The reason for the dramatic imbalance is coal. Just a few years ago, economists and environmentalists still pictured a world shifting steadily from "dirty" coal-fired power plants to "cleaner" natural-gas turbines. But the fast-rising price of natural gas and other factors abruptly changed that picture. Now the world is facing a tidal wave of new power plants fired by coal, experts say. "China and India are building coal-fired capacity as fast as they can," says Christopher Bergesen, who tracks power plant construction for Platts, the energy publishing division of McGraw- Hill.

China is the dominant player. The country is on track to add 562 coal-fired plants - nearly half the world total of plants expected to come online in the next eight years. India could add 213 such plants; the US, 72.

Altogether, those three nations are set to add up to 327,000 megawatts by 2012 - three quarters of the new capacity in the global pipeline and roughly equal to the output of today's US coal-fired generating fleet.

DoubleEdgeSword
Oct 30th, 2006, 02:50 AM
We are at a crisis point to develop new energy resources. China's needs for energy is growing exponentially. As the article states, India and the US are also needing more energy. Conservation is fine but it must go hand in hand with development of new energy sources.

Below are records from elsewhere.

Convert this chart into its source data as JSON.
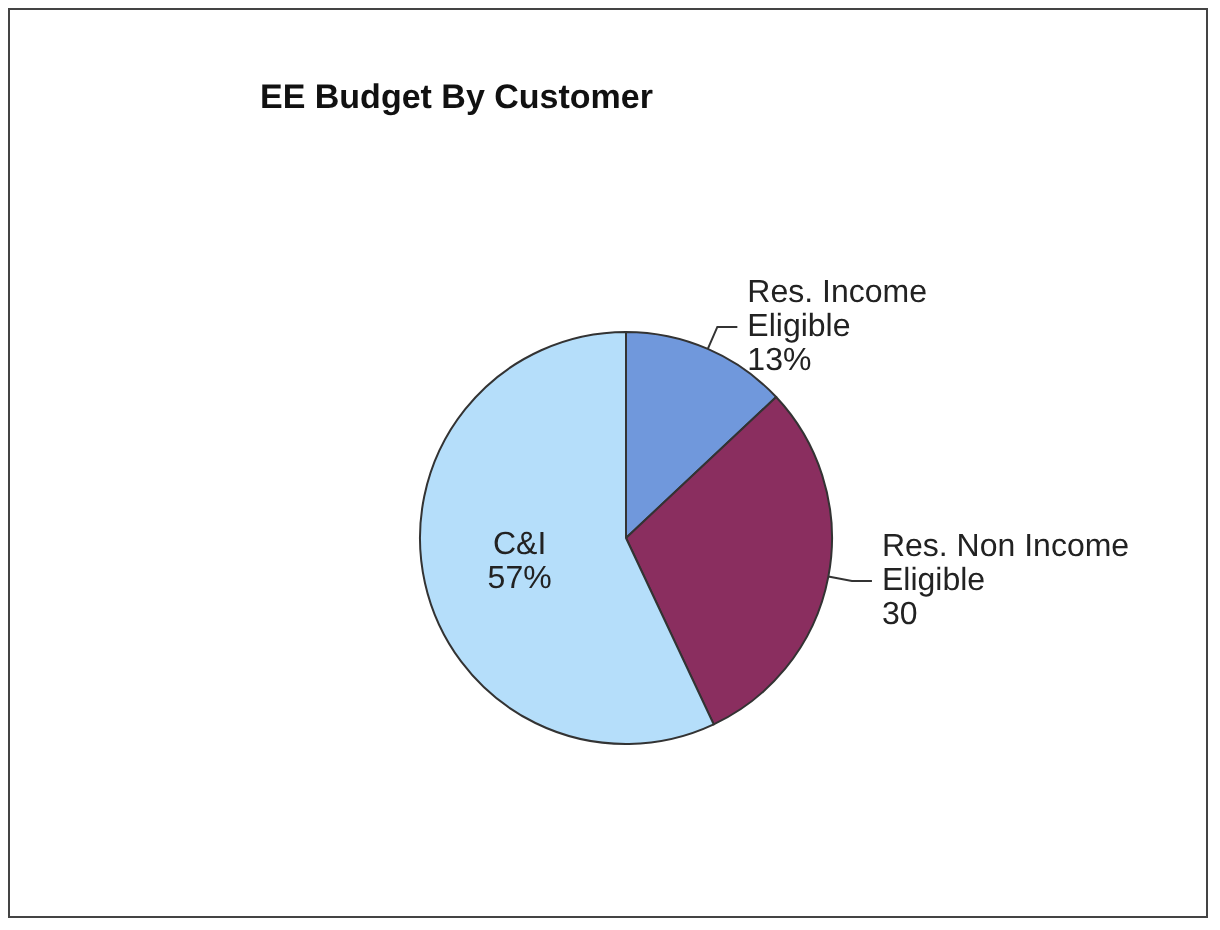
{
  "chart_data": {
    "type": "pie",
    "title": "EE Budget By Customer",
    "categories": [
      "Res. Income Eligible",
      "Res. Non Income Eligible",
      "C&I"
    ],
    "values": [
      13,
      30,
      57
    ],
    "colors": [
      "#7098dc",
      "#8a2e5f",
      "#b5defa"
    ],
    "value_labels": [
      "13%",
      "30",
      "57%"
    ],
    "legend": false
  }
}
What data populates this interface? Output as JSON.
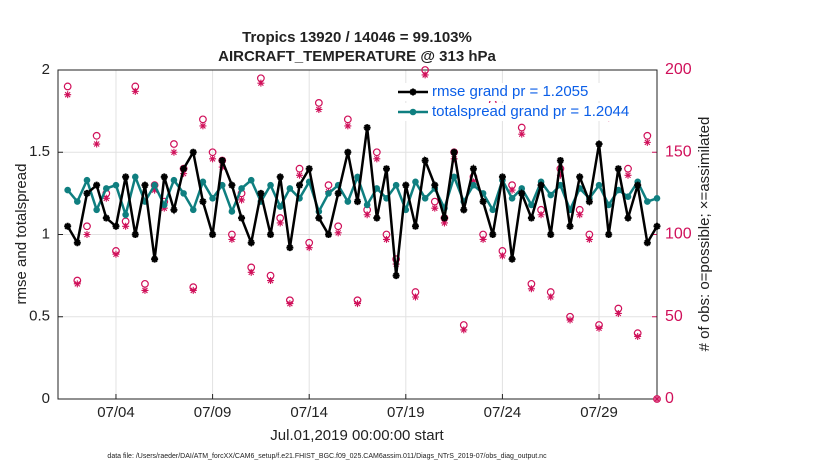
{
  "chart_data": {
    "type": "line",
    "title": "Tropics 13920 / 14046 = 99.103%",
    "subtitle": "AIRCRAFT_TEMPERATURE @ 313 hPa",
    "xlabel": "Jul.01,2019 00:00:00 start",
    "ylabel": "rmse and totalspread",
    "y2label": "# of obs: o=possible; ×=assimilated",
    "footnote": "data file: /Users/raeder/DAI/ATM_forcXX/CAM6_setup/f.e21.FHIST_BGC.f09_025.CAM6assim.011/Diags_NTrS_2019-07/obs_diag_output.nc",
    "xlim": [
      0,
      31
    ],
    "xticks": [
      {
        "value": 3,
        "label": "07/04"
      },
      {
        "value": 8,
        "label": "07/09"
      },
      {
        "value": 13,
        "label": "07/14"
      },
      {
        "value": 18,
        "label": "07/19"
      },
      {
        "value": 23,
        "label": "07/24"
      },
      {
        "value": 28,
        "label": "07/29"
      }
    ],
    "ylim": [
      0,
      2
    ],
    "yticks": [
      0,
      0.5,
      1,
      1.5,
      2
    ],
    "y2lim": [
      0,
      200
    ],
    "y2ticks": [
      0,
      50,
      100,
      150,
      200
    ],
    "grid": true,
    "legend": "northeast",
    "legend_text_color": "#0a5ee8",
    "x": [
      0.5,
      1,
      1.5,
      2,
      2.5,
      3,
      3.5,
      4,
      4.5,
      5,
      5.5,
      6,
      6.5,
      7,
      7.5,
      8,
      8.5,
      9,
      9.5,
      10,
      10.5,
      11,
      11.5,
      12,
      12.5,
      13,
      13.5,
      14,
      14.5,
      15,
      15.5,
      16,
      16.5,
      17,
      17.5,
      18,
      18.5,
      19,
      19.5,
      20,
      20.5,
      21,
      21.5,
      22,
      22.5,
      23,
      23.5,
      24,
      24.5,
      25,
      25.5,
      26,
      26.5,
      27,
      27.5,
      28,
      28.5,
      29,
      29.5,
      30,
      30.5,
      31
    ],
    "series": [
      {
        "name": "rmse grand pr = 1.2055",
        "color": "#000000",
        "marker": "star",
        "line": true,
        "values": [
          1.05,
          0.95,
          1.25,
          1.3,
          1.1,
          1.05,
          1.35,
          1.0,
          1.3,
          0.85,
          1.35,
          1.15,
          1.4,
          1.5,
          1.2,
          1.0,
          1.45,
          1.3,
          1.1,
          0.95,
          1.25,
          1.0,
          1.35,
          0.92,
          1.3,
          1.4,
          1.1,
          1.0,
          1.25,
          1.5,
          1.2,
          1.65,
          1.1,
          1.4,
          0.75,
          1.3,
          1.05,
          1.45,
          1.3,
          1.1,
          1.5,
          1.15,
          1.4,
          1.2,
          1.0,
          1.35,
          0.85,
          1.25,
          1.1,
          1.3,
          1.0,
          1.45,
          1.05,
          1.35,
          1.2,
          1.55,
          1.0,
          1.4,
          1.1,
          1.3,
          0.95,
          1.05
        ]
      },
      {
        "name": "totalspread grand pr = 1.2044",
        "color": "#0f7f80",
        "marker": "dot",
        "line": true,
        "values": [
          1.27,
          1.2,
          1.33,
          1.15,
          1.28,
          1.3,
          1.12,
          1.35,
          1.2,
          1.3,
          1.18,
          1.33,
          1.25,
          1.15,
          1.32,
          1.22,
          1.3,
          1.14,
          1.28,
          1.33,
          1.2,
          1.3,
          1.17,
          1.28,
          1.22,
          1.32,
          1.14,
          1.25,
          1.3,
          1.2,
          1.35,
          1.18,
          1.28,
          1.22,
          1.3,
          1.15,
          1.32,
          1.22,
          1.28,
          1.16,
          1.35,
          1.2,
          1.3,
          1.25,
          1.15,
          1.33,
          1.22,
          1.28,
          1.18,
          1.32,
          1.24,
          1.3,
          1.15,
          1.28,
          1.22,
          1.3,
          1.18,
          1.27,
          1.23,
          1.32,
          1.2,
          1.22
        ]
      },
      {
        "color": "#d0105a",
        "marker": "open-circle",
        "line": false,
        "axis": "y2",
        "values": [
          190,
          72,
          105,
          160,
          125,
          90,
          108,
          190,
          70,
          130,
          120,
          155,
          140,
          68,
          170,
          150,
          145,
          100,
          125,
          80,
          195,
          75,
          110,
          60,
          140,
          95,
          180,
          130,
          105,
          170,
          60,
          115,
          150,
          100,
          85,
          175,
          65,
          200,
          120,
          110,
          150,
          45,
          135,
          100,
          180,
          90,
          130,
          165,
          70,
          115,
          65,
          140,
          50,
          115,
          100,
          45,
          175,
          55,
          140,
          40,
          160,
          0
        ]
      },
      {
        "color": "#d0105a",
        "marker": "cross",
        "line": false,
        "axis": "y2",
        "values": [
          185,
          70,
          100,
          155,
          122,
          88,
          105,
          187,
          66,
          127,
          116,
          150,
          137,
          66,
          166,
          146,
          141,
          97,
          121,
          77,
          192,
          72,
          107,
          58,
          136,
          92,
          176,
          126,
          101,
          166,
          58,
          112,
          146,
          97,
          82,
          172,
          62,
          197,
          116,
          107,
          146,
          42,
          132,
          97,
          176,
          87,
          127,
          161,
          67,
          112,
          62,
          136,
          48,
          112,
          97,
          43,
          171,
          52,
          136,
          38,
          156,
          0
        ]
      }
    ]
  }
}
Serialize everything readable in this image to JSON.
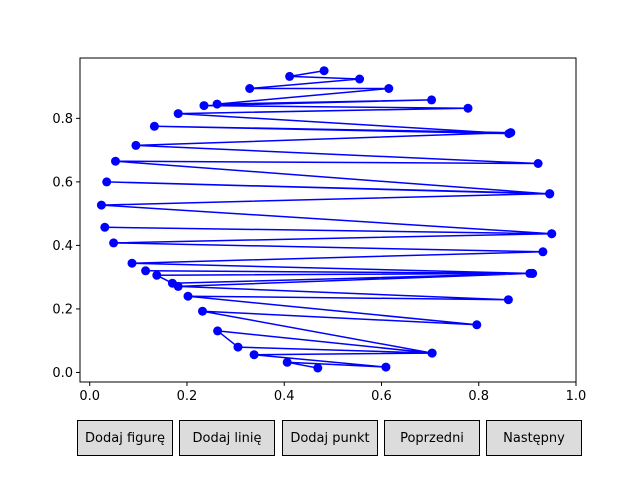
{
  "chart_data": {
    "type": "line",
    "title": "",
    "xlabel": "",
    "ylabel": "",
    "xlim": [
      -0.02,
      1.0
    ],
    "ylim": [
      -0.03,
      0.99
    ],
    "xticks": [
      "0.0",
      "0.2",
      "0.4",
      "0.6",
      "0.8",
      "1.0"
    ],
    "yticks": [
      "0.0",
      "0.2",
      "0.4",
      "0.6",
      "0.8"
    ],
    "grid": false,
    "series": [
      {
        "color": "#0000ff",
        "marker": "circle",
        "x": [
          0.482,
          0.411,
          0.555,
          0.329,
          0.615,
          0.262,
          0.703,
          0.235,
          0.778,
          0.182,
          0.862,
          0.133,
          0.866,
          0.095,
          0.922,
          0.053,
          0.946,
          0.035,
          0.946,
          0.024,
          0.95,
          0.031,
          0.95,
          0.049,
          0.932,
          0.087,
          0.905,
          0.115,
          0.911,
          0.138,
          0.17,
          0.91,
          0.182,
          0.861,
          0.202,
          0.796,
          0.232,
          0.704,
          0.263,
          0.305,
          0.704,
          0.338,
          0.609,
          0.406,
          0.469
        ],
        "y": [
          0.95,
          0.932,
          0.924,
          0.894,
          0.894,
          0.845,
          0.858,
          0.84,
          0.832,
          0.815,
          0.752,
          0.775,
          0.755,
          0.715,
          0.658,
          0.665,
          0.562,
          0.6,
          0.563,
          0.527,
          0.437,
          0.457,
          0.437,
          0.408,
          0.38,
          0.344,
          0.312,
          0.32,
          0.312,
          0.306,
          0.281,
          0.312,
          0.271,
          0.229,
          0.24,
          0.15,
          0.193,
          0.061,
          0.131,
          0.08,
          0.061,
          0.056,
          0.017,
          0.032,
          0.014
        ]
      }
    ]
  },
  "buttons": {
    "add_figure": "Dodaj figurę",
    "add_line": "Dodaj linię",
    "add_point": "Dodaj punkt",
    "previous": "Poprzedni",
    "next": "Następny"
  }
}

But, I do have faith in science. As humans, we have accomplished great things. We've put people into space, invented the computer, the automobile, the jet, the cell phone, atomic reactors... and many more amazing discoveries and inventions in a relatively short space of time. It will take money and it will take competition. Yes, competition. I've always believed that it is competition that drives discovery, not cooperation. Some group needs to get that we-can-do-it-better-and-fast-than-you mindset and challenge the rest of the world. And private enterprise and the government need to cough up the money to do so.

So, Richie, as to your snarky Al Gore remarks, does this mean you do believe that coal-fired energy plants do add to polution and global warming, or do you still think Gore is full of crap and this increase in coal plants is just dandy?